O texto de Alain Locke torna-se assim relevante nos estudos culturais, pois ele antecipa as ideologias de uma nova forma de individualidade, uma nova concepção do sujeito individual e de identidade que se reflecte hoje nos tempos modernos. A forma como a comunidade negra se identifica, dando respeitável valor ao seu passado, marca a sua diferença em relação com as outras culturas. A sua cultura interage e requalifica-se deste modo dentro das culturas massificadas. Tal é o objectivo que Locke pretende alcançar na exposição que faz em, The New Negro. Os afro-americanos devem interiorizar a diferença e construir a sua identidade paralelamente com a cultura americana que está inquestionavelmente assente na hibridez. Salienta-se desta maneira a vulgaridade da cultura porque cada sociedade tem a sua grandiosidade com desígnos muito particulares, o que se verifica na raça negra. A construção de uma sociedade é expressa através das suas instituições, nas suas artes e no ensino. À medida que a sociedade cresce, as mentes individuais são feitas e re-feitas mediante as culturas de massas. A comunidade afro-americana deve, assim, destruir a imagem de um povo estereotipado, sem convicções e subdesenvolvido, através das suas manifestações intelectuais e culturais. Devem comprovar e fortalecer a sua educação e mostrar capacidade de serem pessoas dignas e respeitáveis na sociedade.

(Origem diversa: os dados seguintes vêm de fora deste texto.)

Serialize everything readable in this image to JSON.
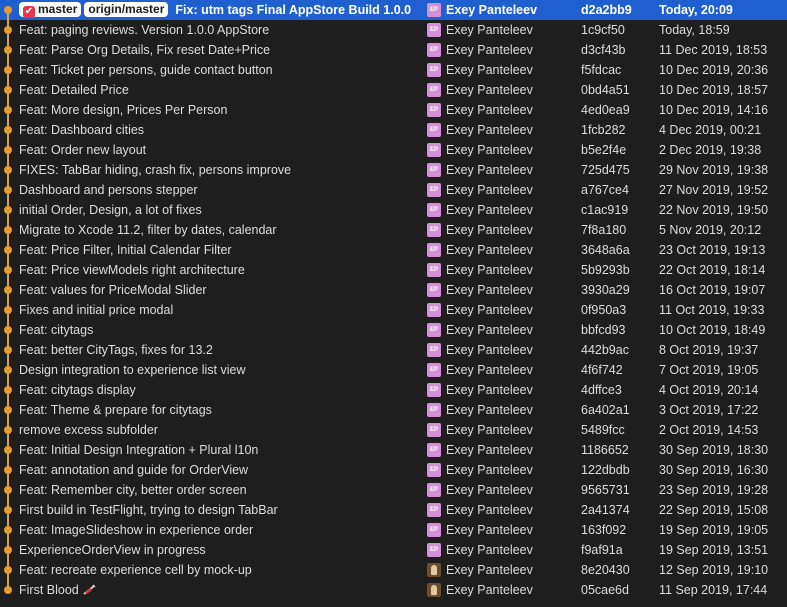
{
  "commits": [
    {
      "message": "Fix: utm tags Final AppStore Build 1.0.0",
      "tags": [
        {
          "label": "master",
          "kind": "local"
        },
        {
          "label": "origin/master",
          "kind": "remote"
        }
      ],
      "avatar": "EP",
      "author": "Exey Panteleev",
      "hash": "d2a2bb9",
      "date": "Today, 20:09",
      "selected": true
    },
    {
      "message": "Feat: paging reviews. Version 1.0.0 AppStore",
      "avatar": "EP",
      "author": "Exey Panteleev",
      "hash": "1c9cf50",
      "date": "Today, 18:59"
    },
    {
      "message": "Feat: Parse Org Details, Fix reset Date+Price",
      "avatar": "EP",
      "author": "Exey Panteleev",
      "hash": "d3cf43b",
      "date": "11 Dec 2019, 18:53"
    },
    {
      "message": "Feat: Ticket per persons, guide contact button",
      "avatar": "EP",
      "author": "Exey Panteleev",
      "hash": "f5fdcac",
      "date": "10 Dec 2019, 20:36"
    },
    {
      "message": "Feat: Detailed Price",
      "avatar": "EP",
      "author": "Exey Panteleev",
      "hash": "0bd4a51",
      "date": "10 Dec 2019, 18:57"
    },
    {
      "message": "Feat: More design, Prices Per Person",
      "avatar": "EP",
      "author": "Exey Panteleev",
      "hash": "4ed0ea9",
      "date": "10 Dec 2019, 14:16"
    },
    {
      "message": "Feat: Dashboard cities",
      "avatar": "EP",
      "author": "Exey Panteleev",
      "hash": "1fcb282",
      "date": "4 Dec 2019, 00:21"
    },
    {
      "message": "Feat: Order new layout",
      "avatar": "EP",
      "author": "Exey Panteleev",
      "hash": "b5e2f4e",
      "date": "2 Dec 2019, 19:38"
    },
    {
      "message": "FIXES: TabBar hiding, crash fix, persons improve",
      "avatar": "EP",
      "author": "Exey Panteleev",
      "hash": "725d475",
      "date": "29 Nov 2019, 19:38"
    },
    {
      "message": "Dashboard and persons stepper",
      "avatar": "EP",
      "author": "Exey Panteleev",
      "hash": "a767ce4",
      "date": "27 Nov 2019, 19:52"
    },
    {
      "message": "initial Order, Design, a lot of fixes",
      "avatar": "EP",
      "author": "Exey Panteleev",
      "hash": "c1ac919",
      "date": "22 Nov 2019, 19:50"
    },
    {
      "message": "Migrate to Xcode 11.2, filter by dates, calendar",
      "avatar": "EP",
      "author": "Exey Panteleev",
      "hash": "7f8a180",
      "date": "5 Nov 2019, 20:12"
    },
    {
      "message": "Feat: Price Filter, Initial Calendar Filter",
      "avatar": "EP",
      "author": "Exey Panteleev",
      "hash": "3648a6a",
      "date": "23 Oct 2019, 19:13"
    },
    {
      "message": "Feat: Price viewModels right architecture",
      "avatar": "EP",
      "author": "Exey Panteleev",
      "hash": "5b9293b",
      "date": "22 Oct 2019, 18:14"
    },
    {
      "message": "Feat: values for PriceModal Slider",
      "avatar": "EP",
      "author": "Exey Panteleev",
      "hash": "3930a29",
      "date": "16 Oct 2019, 19:07"
    },
    {
      "message": "Fixes and initial price modal",
      "avatar": "EP",
      "author": "Exey Panteleev",
      "hash": "0f950a3",
      "date": "11 Oct 2019, 19:33"
    },
    {
      "message": "Feat: citytags",
      "avatar": "EP",
      "author": "Exey Panteleev",
      "hash": "bbfcd93",
      "date": "10 Oct 2019, 18:49"
    },
    {
      "message": "Feat: better CityTags, fixes for 13.2",
      "avatar": "EP",
      "author": "Exey Panteleev",
      "hash": "442b9ac",
      "date": "8 Oct 2019, 19:37"
    },
    {
      "message": "Design integration to experience list view",
      "avatar": "EP",
      "author": "Exey Panteleev",
      "hash": "4f6f742",
      "date": "7 Oct 2019, 19:05"
    },
    {
      "message": "Feat: citytags display",
      "avatar": "EP",
      "author": "Exey Panteleev",
      "hash": "4dffce3",
      "date": "4 Oct 2019, 20:14"
    },
    {
      "message": "Feat: Theme & prepare for citytags",
      "avatar": "EP",
      "author": "Exey Panteleev",
      "hash": "6a402a1",
      "date": "3 Oct 2019, 17:22"
    },
    {
      "message": "remove excess subfolder",
      "avatar": "EP",
      "author": "Exey Panteleev",
      "hash": "5489fcc",
      "date": "2 Oct 2019, 14:53"
    },
    {
      "message": "Feat: Initial Design Integration + Plural l10n",
      "avatar": "EP",
      "author": "Exey Panteleev",
      "hash": "1186652",
      "date": "30 Sep 2019, 18:30"
    },
    {
      "message": "Feat: annotation and guide for OrderView",
      "avatar": "EP",
      "author": "Exey Panteleev",
      "hash": "122dbdb",
      "date": "30 Sep 2019, 16:30"
    },
    {
      "message": "Feat: Remember city, better order screen",
      "avatar": "EP",
      "author": "Exey Panteleev",
      "hash": "9565731",
      "date": "23 Sep 2019, 19:28"
    },
    {
      "message": "First build in TestFlight, trying to design TabBar",
      "avatar": "EP",
      "author": "Exey Panteleev",
      "hash": "2a41374",
      "date": "22 Sep 2019, 15:08"
    },
    {
      "message": "Feat: ImageSlideshow in experience order",
      "avatar": "EP",
      "author": "Exey Panteleev",
      "hash": "163f092",
      "date": "19 Sep 2019, 19:05"
    },
    {
      "message": "ExperienceOrderView in progress",
      "avatar": "EP",
      "author": "Exey Panteleev",
      "hash": "f9af91a",
      "date": "19 Sep 2019, 13:51"
    },
    {
      "message": "Feat: recreate experience cell by mock-up",
      "avatar": "photo",
      "author": "Exey Panteleev",
      "hash": "8e20430",
      "date": "12 Sep 2019, 19:10"
    },
    {
      "message": "First Blood",
      "avatar": "photo",
      "icon": "syringe-icon",
      "author": "Exey Panteleev",
      "hash": "05cae6d",
      "date": "11 Sep 2019, 17:44"
    }
  ],
  "colors": {
    "background": "#1e1e1e",
    "selection": "#1f5fd0",
    "graph": "#e89a34",
    "avatar": "#d690d9",
    "branch_check": "#e8354a"
  }
}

O projecto de Locke em relação à construção da identidade da sua comunidade, ajuda-nos a perceber os diversos sentidos que o conceito de cultura aparenta ter mediante a sua aplicação em determinado ramo do conhecimento humano. Assim, dentro do contexto das Ciências Sociais, cultura é um aspecto da vida social, que se relaciona com a produção do saber e das artes, dos costumes, etc., perpetuada pela transmissão de uma geração às seguintes, sociologicamente, tudo o que é aprendido e partilhado pelos indivíduos de um determinado grupo e que confere uma identidade dentro do seu grupo de pertença. Este raciocínio leva-nos a pensar filosoficamente que a cultura é o conjunto de manifestações humanas que contrastam com natureza ou comportamento natural, ou um conjunto de respostas para melhor satisfazer as necessidades e os desejos humanos. Cultura é informação, na medida como se rege sob conhecimentos práticos e teóricos apreendidos e transmitidos aos contemporâneos. Eis o resultado dos modos como diversos grupos humanos foram resolvendo os seus problemas ao longo da história. O homem não só recebe a cultura dos seus antepassados, como cria, ele mesmo, elementos que a renovam, é um factor de humanização.